Nouvelle Calédonie
  • Jean-Alexis Gallien-Lamarche / jeanalexis.gallien@lnc.nc | Crée le 18.09.2018 à 08h24 | Mis à jour le 18.09.2018 à 08h35
    Imprimer
    Éric Martinez a été abattu, jeudi dernier, près du trou n°16 du golf de Tina. Le docteur Peres, l’assassin présumé, a été placé au Camp-Est. Photo J.-A.G.-L.
    FAITS DIVERS. Cinq jours après le crime de Tina Golf, les policiers s’intéressent de près aux relations qu’entretenaient le couple de la victime, Éric Martinez, et celui de l’assassin présumé, le chirurgien Olivier Peres.

    Quels secrets se cachent derrière le crime de Tina Golf, qui reste aussi intrigant que mystérieux ? Que voulait donc dire Alexis Bouroz, le procureur de la République, lorsqu’il s’est fendu d’un discret commentaire sur les familles d’Olivier Peres et d’Éric Martinez « qui étaient devenues très proches, sans doute trop » ? Cinq jours après la mort d’Éric Martinez, tué par balles sur le golf de Tina, les zones d’ombre subsistent dans ce dossier hors du commun.

    Prémédité de longue date ?

    Sous la houlette du juge d’instruction, qui a mis en examen samedi Olivier Peres pour assassinat avant que celui-ci ne rejoigne le Camp-Est, les policiers du groupe des atteintes aux personnes passent au peigne fin l’environnement familial des protagonistes de cette affaire. Ils s’intéressent en effet de près aux relations qu’entretenaient ces deux familles, sûrement la clé pour comprendre ce passage à l’acte. Le climat étouffant et oppressant décrit par le docteur Peres, chef du service de chirurgie orthopédique et traumatologique du Médipôle, était-il bien réel ou est-ce simplement une ligne de défense ? 

    « Olivier Peres a expliqué que la victime a fini par avoir une emprise sur son couple, parlant même de manipulation mentale ou de harcèlement », a indiqué le patron du parquet. « Le couple Peres a commencé à prendre peur, surtout que la victime avait dit avoir travaillé dans les forces spéciales, ce qui n’est a priori pas avéré ».
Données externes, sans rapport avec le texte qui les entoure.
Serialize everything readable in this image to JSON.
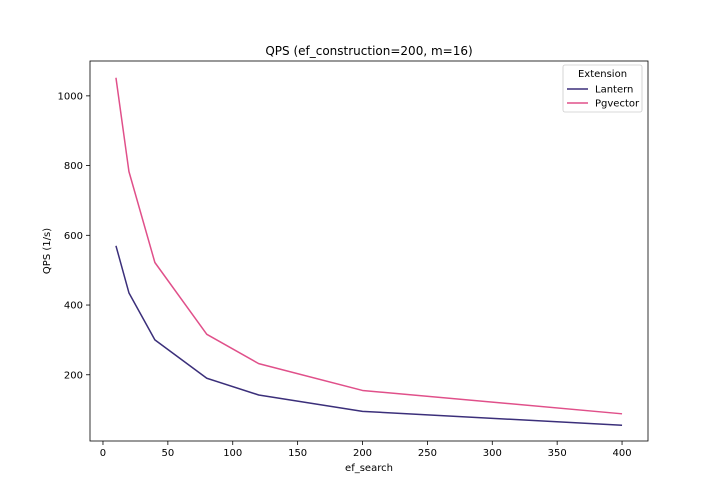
{
  "chart_data": {
    "type": "line",
    "title": "QPS (ef_construction=200, m=16)",
    "xlabel": "ef_search",
    "ylabel": "QPS (1/s)",
    "xlim": [
      -10,
      420
    ],
    "ylim": [
      10,
      1100
    ],
    "xticks": [
      0,
      50,
      100,
      150,
      200,
      250,
      300,
      350,
      400
    ],
    "yticks": [
      200,
      400,
      600,
      800,
      1000
    ],
    "grid": false,
    "legend": {
      "title": "Extension",
      "position": "top-right"
    },
    "series": [
      {
        "name": "Lantern",
        "color": "#3b2f7a",
        "x": [
          10,
          20,
          40,
          80,
          120,
          200,
          400
        ],
        "y": [
          570,
          435,
          300,
          190,
          142,
          95,
          55
        ]
      },
      {
        "name": "Pgvector",
        "color": "#e0508a",
        "x": [
          10,
          20,
          40,
          80,
          120,
          200,
          400
        ],
        "y": [
          1052,
          783,
          522,
          316,
          232,
          155,
          88
        ]
      }
    ]
  }
}
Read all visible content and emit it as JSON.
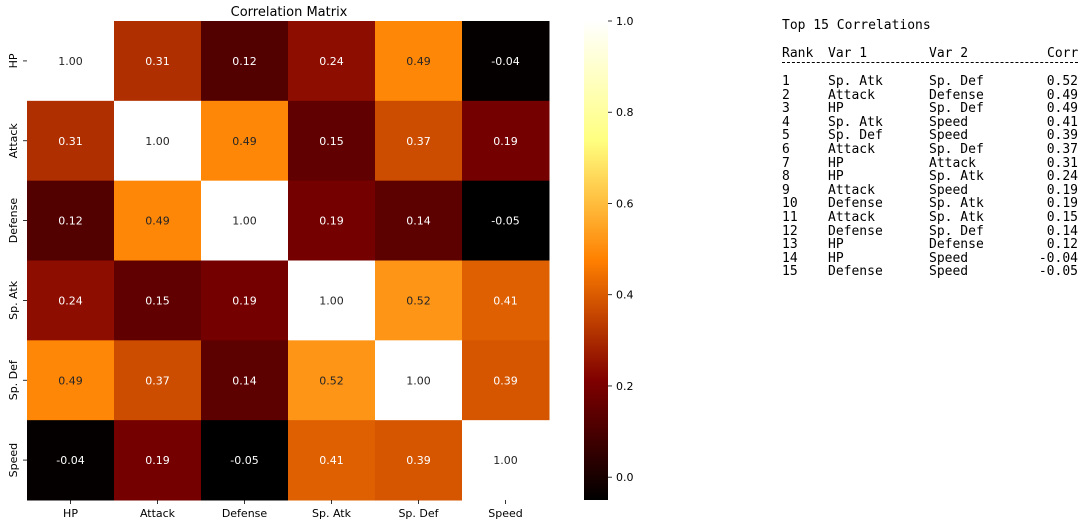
{
  "chart_data": {
    "type": "heatmap",
    "title": "Correlation Matrix",
    "variables": [
      "HP",
      "Attack",
      "Defense",
      "Sp. Atk",
      "Sp. Def",
      "Speed"
    ],
    "matrix": [
      [
        1.0,
        0.31,
        0.12,
        0.24,
        0.49,
        -0.04
      ],
      [
        0.31,
        1.0,
        0.49,
        0.15,
        0.37,
        0.19
      ],
      [
        0.12,
        0.49,
        1.0,
        0.19,
        0.14,
        -0.05
      ],
      [
        0.24,
        0.15,
        0.19,
        1.0,
        0.52,
        0.41
      ],
      [
        0.49,
        0.37,
        0.14,
        0.52,
        1.0,
        0.39
      ],
      [
        -0.04,
        0.19,
        -0.05,
        0.41,
        0.39,
        1.0
      ]
    ],
    "value_format": "2 decimals",
    "colormap": "afmhot",
    "colorbar": {
      "range": [
        -0.05,
        1.0
      ],
      "ticks": [
        "0.0",
        "0.2",
        "0.4",
        "0.6",
        "0.8",
        "1.0"
      ],
      "tick_values": [
        0.0,
        0.2,
        0.4,
        0.6,
        0.8,
        1.0
      ]
    },
    "grid": false
  },
  "table": {
    "title": "Top 15 Correlations",
    "headers": [
      "Rank",
      "Var 1",
      "Var 2",
      "Corr"
    ],
    "rows": [
      [
        "1",
        "Sp. Atk",
        "Sp. Def",
        "0.52"
      ],
      [
        "2",
        "Attack",
        "Defense",
        "0.49"
      ],
      [
        "3",
        "HP",
        "Sp. Def",
        "0.49"
      ],
      [
        "4",
        "Sp. Atk",
        "Speed",
        "0.41"
      ],
      [
        "5",
        "Sp. Def",
        "Speed",
        "0.39"
      ],
      [
        "6",
        "Attack",
        "Sp. Def",
        "0.37"
      ],
      [
        "7",
        "HP",
        "Attack",
        "0.31"
      ],
      [
        "8",
        "HP",
        "Sp. Atk",
        "0.24"
      ],
      [
        "9",
        "Attack",
        "Speed",
        "0.19"
      ],
      [
        "10",
        "Defense",
        "Sp. Atk",
        "0.19"
      ],
      [
        "11",
        "Attack",
        "Sp. Atk",
        "0.15"
      ],
      [
        "12",
        "Defense",
        "Sp. Def",
        "0.14"
      ],
      [
        "13",
        "HP",
        "Defense",
        "0.12"
      ],
      [
        "14",
        "HP",
        "Speed",
        "-0.04"
      ],
      [
        "15",
        "Defense",
        "Speed",
        "-0.05"
      ]
    ]
  }
}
    Les enquêteurs n’écartent pour l’heure aucune piste et devront, pour se faire une idée précise des menaces, supposées ou réelles, du clan Martinez, entendre des dizaines de personnes : amis, voisins, collègues de travail, familles… Olivier Peres avait pris les devants avant de passer à l’acte : en plus d’une main courante au commissariat en début de semaine, le docteur avait averti son avocat, Me Philippe Reuter, lequel avait prévenu le parquet pour faire part de ses inquiétudes. Mais aucune enquête n’avait débuté « puisque aucun élément sérieux ne venait étayer la réalité des menaces. Il n’y avait pas d’urgence », souligne Alexis Bouroz.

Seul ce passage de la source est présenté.